Similar to Along the Edge and Seers Isle, Across the Grooves is also described as an interactive graphic novel. The story follows Alice as she accidentally travels back into the past thanks to a mysterious vinyl record from her ex-lover. When she returns and realizes that her present has changed, Alice tries to track down her ex, traveling across Europe on a journey to recover her former life. But along the way, she still listens to the time-bending record and visits other alternate timelines.
After Gamescom, Cliqist was able to get in touch with Geoffroy Vincens, founder and writer at Nova-box. He wrote both Along the Edge and Seers Isle. He is currently writing Across the Grooves. Over email, he shared more information on the inspiration behind the game and the music it contains.
Cliqist: Where did the idea for Across the Grooves come from?
Geoffroy Vincens: The idea behind Across the Grooves came from two different places: on the one hand, I’ve wanted to write a story about music and record collectors for a while, because, as a vinyl collector myself, it’s a world I know and love, and I thought it would make for a great setting for an interactive novel. On the other hand, I wanted to re-explore a concept we already tackled in Along the Edge, one of our previous games, and that was well received and praised by the players. It’s the idea of having a protagonist who evolves psychologically and changes her appearance along the course of the story, according to the player choices.

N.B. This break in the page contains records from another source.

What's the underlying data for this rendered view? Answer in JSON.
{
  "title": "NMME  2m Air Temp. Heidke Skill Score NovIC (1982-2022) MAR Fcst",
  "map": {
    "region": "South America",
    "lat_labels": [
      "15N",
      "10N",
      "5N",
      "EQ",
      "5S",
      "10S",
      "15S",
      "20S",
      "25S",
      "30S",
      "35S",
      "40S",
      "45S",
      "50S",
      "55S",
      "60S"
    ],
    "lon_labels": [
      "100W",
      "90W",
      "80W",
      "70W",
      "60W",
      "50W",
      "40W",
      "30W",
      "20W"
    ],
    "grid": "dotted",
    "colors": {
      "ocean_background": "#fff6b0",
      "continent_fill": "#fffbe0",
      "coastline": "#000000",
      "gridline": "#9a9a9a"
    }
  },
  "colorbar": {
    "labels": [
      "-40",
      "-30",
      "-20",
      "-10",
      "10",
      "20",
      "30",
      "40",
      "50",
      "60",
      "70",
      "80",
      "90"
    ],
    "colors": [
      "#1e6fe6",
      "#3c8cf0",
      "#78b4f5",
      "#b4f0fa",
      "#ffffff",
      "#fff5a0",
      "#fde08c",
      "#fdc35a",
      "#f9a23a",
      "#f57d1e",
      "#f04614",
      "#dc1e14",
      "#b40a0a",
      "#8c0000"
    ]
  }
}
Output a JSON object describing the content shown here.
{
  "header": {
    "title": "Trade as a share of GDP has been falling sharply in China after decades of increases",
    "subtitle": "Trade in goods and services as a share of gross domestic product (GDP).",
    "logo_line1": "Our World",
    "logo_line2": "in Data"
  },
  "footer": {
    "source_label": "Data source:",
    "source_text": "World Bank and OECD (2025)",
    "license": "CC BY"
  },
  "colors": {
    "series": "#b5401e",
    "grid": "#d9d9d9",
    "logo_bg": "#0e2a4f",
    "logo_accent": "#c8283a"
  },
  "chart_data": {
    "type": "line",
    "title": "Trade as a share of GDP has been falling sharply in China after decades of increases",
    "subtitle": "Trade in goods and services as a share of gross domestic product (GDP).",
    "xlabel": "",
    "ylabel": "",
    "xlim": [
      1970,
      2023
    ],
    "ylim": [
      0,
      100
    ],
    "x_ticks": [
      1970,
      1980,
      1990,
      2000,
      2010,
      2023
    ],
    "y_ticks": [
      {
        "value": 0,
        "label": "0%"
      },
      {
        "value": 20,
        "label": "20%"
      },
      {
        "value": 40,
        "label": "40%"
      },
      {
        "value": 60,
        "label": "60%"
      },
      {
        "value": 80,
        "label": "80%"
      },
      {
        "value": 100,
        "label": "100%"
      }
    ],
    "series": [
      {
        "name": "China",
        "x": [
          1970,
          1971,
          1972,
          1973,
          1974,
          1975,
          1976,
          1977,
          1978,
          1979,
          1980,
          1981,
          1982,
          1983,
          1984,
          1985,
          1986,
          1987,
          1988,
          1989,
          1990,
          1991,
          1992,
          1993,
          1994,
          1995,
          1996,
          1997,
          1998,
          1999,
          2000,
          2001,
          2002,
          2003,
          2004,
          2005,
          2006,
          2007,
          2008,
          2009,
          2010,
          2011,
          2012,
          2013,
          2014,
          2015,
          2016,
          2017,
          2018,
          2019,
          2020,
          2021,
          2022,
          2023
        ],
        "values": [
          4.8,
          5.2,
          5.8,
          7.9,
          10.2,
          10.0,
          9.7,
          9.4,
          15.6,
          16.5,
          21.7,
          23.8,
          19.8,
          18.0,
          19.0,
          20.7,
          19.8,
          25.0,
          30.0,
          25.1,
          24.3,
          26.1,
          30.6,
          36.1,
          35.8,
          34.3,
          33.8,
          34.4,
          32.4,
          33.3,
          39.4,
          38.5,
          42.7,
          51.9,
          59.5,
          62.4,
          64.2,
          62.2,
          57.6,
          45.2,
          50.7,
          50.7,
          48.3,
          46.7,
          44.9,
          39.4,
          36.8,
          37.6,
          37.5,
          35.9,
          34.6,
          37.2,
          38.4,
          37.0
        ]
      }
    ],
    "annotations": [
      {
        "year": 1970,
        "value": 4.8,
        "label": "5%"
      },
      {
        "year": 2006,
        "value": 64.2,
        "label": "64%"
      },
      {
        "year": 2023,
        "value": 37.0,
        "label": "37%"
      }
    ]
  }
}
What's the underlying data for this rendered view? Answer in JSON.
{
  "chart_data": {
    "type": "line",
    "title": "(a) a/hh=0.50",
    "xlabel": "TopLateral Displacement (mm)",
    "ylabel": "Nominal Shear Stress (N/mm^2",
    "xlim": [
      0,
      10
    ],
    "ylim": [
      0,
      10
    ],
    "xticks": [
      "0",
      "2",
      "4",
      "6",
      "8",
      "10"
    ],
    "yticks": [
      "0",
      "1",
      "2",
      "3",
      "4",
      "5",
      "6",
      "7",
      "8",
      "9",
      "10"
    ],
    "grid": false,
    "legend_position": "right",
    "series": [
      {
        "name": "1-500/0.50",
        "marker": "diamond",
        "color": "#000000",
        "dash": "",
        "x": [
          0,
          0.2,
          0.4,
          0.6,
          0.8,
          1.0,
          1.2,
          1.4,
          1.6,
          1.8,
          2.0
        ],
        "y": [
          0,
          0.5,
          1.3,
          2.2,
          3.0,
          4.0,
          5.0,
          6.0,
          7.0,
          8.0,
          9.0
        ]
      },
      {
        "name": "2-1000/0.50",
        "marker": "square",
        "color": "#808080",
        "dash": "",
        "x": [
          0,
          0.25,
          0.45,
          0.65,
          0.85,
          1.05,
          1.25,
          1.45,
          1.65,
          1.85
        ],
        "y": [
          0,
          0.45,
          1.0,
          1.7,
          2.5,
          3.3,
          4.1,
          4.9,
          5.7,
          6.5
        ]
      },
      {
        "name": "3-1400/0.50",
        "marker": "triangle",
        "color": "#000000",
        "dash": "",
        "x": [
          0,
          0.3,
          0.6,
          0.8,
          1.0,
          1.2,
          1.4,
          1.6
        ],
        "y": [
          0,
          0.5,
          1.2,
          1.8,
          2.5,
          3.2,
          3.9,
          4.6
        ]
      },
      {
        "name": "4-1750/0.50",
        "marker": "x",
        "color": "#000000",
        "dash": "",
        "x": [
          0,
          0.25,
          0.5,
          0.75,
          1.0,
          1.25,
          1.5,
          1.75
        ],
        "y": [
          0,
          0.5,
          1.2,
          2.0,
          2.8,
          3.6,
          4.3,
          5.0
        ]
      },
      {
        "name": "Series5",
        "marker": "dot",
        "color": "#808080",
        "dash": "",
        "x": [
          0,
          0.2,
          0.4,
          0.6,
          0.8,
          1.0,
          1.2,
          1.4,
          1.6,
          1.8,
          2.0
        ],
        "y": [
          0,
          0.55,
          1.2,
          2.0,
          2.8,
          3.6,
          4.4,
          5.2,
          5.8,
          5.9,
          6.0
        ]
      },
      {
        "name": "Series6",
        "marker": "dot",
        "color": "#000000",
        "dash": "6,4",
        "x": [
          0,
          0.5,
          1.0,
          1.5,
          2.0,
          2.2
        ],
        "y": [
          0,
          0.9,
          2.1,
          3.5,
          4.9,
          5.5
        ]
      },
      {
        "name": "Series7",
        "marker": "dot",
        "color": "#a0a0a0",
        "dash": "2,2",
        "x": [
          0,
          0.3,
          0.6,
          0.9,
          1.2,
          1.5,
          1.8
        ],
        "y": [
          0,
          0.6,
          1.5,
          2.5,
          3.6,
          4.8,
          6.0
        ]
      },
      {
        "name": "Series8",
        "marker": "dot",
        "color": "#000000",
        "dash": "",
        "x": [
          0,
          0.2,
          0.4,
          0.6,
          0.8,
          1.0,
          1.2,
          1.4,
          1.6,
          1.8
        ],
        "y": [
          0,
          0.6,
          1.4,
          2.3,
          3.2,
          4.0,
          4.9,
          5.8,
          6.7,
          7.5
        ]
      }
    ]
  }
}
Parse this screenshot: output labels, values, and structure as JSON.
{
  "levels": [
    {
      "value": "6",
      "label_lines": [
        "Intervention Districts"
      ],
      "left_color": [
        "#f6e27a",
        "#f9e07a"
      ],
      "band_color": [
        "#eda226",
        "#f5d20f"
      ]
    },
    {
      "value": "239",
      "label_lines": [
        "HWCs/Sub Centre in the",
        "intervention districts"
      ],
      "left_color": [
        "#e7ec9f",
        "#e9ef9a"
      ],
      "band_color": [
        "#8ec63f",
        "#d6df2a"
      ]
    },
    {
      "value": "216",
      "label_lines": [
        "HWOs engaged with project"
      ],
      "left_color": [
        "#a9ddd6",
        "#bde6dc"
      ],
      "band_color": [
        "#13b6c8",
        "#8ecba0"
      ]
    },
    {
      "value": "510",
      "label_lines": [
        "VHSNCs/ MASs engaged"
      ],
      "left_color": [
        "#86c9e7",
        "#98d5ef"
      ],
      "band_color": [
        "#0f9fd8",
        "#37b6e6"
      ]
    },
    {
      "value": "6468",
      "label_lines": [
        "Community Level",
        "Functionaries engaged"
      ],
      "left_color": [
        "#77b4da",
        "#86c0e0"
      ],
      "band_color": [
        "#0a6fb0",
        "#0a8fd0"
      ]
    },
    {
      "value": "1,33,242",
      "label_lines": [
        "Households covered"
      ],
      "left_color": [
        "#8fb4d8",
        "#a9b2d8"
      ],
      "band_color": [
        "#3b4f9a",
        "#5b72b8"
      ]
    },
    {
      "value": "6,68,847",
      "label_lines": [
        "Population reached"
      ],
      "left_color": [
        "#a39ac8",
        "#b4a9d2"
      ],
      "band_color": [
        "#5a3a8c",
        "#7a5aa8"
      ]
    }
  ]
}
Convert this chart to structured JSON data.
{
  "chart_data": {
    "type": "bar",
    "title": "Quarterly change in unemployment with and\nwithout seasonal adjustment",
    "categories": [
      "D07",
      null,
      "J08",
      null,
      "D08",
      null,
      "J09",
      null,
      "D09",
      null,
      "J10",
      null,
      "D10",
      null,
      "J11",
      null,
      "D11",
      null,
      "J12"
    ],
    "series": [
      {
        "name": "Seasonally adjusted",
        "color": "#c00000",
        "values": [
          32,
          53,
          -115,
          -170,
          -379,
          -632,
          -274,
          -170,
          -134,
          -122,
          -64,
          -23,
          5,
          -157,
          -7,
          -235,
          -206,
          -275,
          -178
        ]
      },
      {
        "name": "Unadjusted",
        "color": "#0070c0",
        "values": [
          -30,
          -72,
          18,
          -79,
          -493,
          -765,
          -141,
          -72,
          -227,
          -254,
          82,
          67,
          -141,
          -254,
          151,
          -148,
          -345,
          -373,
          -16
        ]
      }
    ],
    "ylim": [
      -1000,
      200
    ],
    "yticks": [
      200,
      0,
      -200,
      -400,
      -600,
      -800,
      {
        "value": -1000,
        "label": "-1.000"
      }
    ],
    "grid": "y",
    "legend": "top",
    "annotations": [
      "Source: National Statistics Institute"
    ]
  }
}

I usually like to develop my stories around one big overarching question. In the case of Across the Grooves, this question would be: If you had a choice, would you rather change your past, correcting any regrets or missed opportunities that may haunt you today, or would you rather not look back and focus on improving your future? Thus came the idea of having the plot revolving around a special vinyl record that allows the listener to revisit events from their past and change them, altering their reality in the process.
How will this interactive graphic novel compare to the previous ones you’ve made, Seers Isle and Along the Edge?
We think we’ve developed a certain “style” over our past releases. Our projects exist in a space that’s on the boundary between videogames and comic books (well, European “bande-dessinée” to be accurate). This new project won’t be much different in terms of presentation: a lot of illustrations, very few animations, an emphasis on the text as the main vector of the story.
In terms of story and universe, we’re going back to something that will be closer to Along the Edge than to Seers Isle, as Across the Grooves will take place in a contemporary setting with magic-realism elements and adult protagonists.
Do you have a strategy for keeping track of time travel and alternate realities for a clear plot in Across the Grooves? Or is there a desire to make things more ambiguous?
Well, I’m afraid going into too much detail might spoil some of the story. Hopefully, once you reach one of the endings of the game, the whole plot will make sense to you. However, what I can tell you is that the time-travel element will be revolving more around the emotional journey of the protagonist rather than a complicated temporal loop.
Do you feel like building parallel realities into the story is like a twist on the game concept of branching choices?
Well, I would rather say it’s a nice narrative tool. It helps us create very different situations, and it should emphasize the impact of the decisions the player makes over the course of the story. To be precise, I mostly think it is a twist on the concept we first developed in Along the Edge, with a main protagonist evolving physically and psychologically according to the player input. In Along the Edge, the changes were very gradual and logical.
Here, you’re allowed to alter an important event in your own past and skip back to the present, making the changes more brutal and encompassing, quite akin to the idea of the “butterfly effect.” The reader may even have the opportunity to explore drastically different versions of Alice in the same playthrough, if he desires so.
The shifting soundtrack has been highlighted as a key feature, and it’s also supported by the elements of music inherent in the game’s title and story. Could you talk more about how the music will react to your choices?
There are two kinds of music in Across the Groove. For most of the game, the soundtrack is composed of diegetic and nondiegetic music, as well as some light sound effects to help set up the atmosphere. To give you examples, you may have a piano solo piece when Alice, the main character, is brooding over what to do next in her journey. When she enters a record shop and the stereo is blaring out some garage rock song, you might actually hear what she hears in the soundtrack. Our goal is always to either accentuate the mood of a particular scene or help ground the ambiance of a place.
However, there are also moments when the music is the main focus, and that’s when Alice listens to the vinyl record that allows her to change her past. During these scenes, the text is also sung in the soundtrack and the style of the music you hear will depend on the choices you’ve made earlier in the game.
What influenced the soundtrack?
The story being set in the world of rare record collectors, we decided to focus on styles of music that would be most prized by these collectors. Therefore, the soundtrack will refer mostly to psychedelic rock and folk, hard bop, and modal jazz, as well as more contemporary indie/alternative rock and pop.
What are your hopes for Across the Grooves?
Our hopes are the same as in any creative endeavour. We hope our story will resonate with our readers, we hope that most of them enjoy their time while reading it. On a more down to earth note, we also hope that Across the Grooves is successful enough to help finance the game that will come after it, allowing us to go on doing what we love.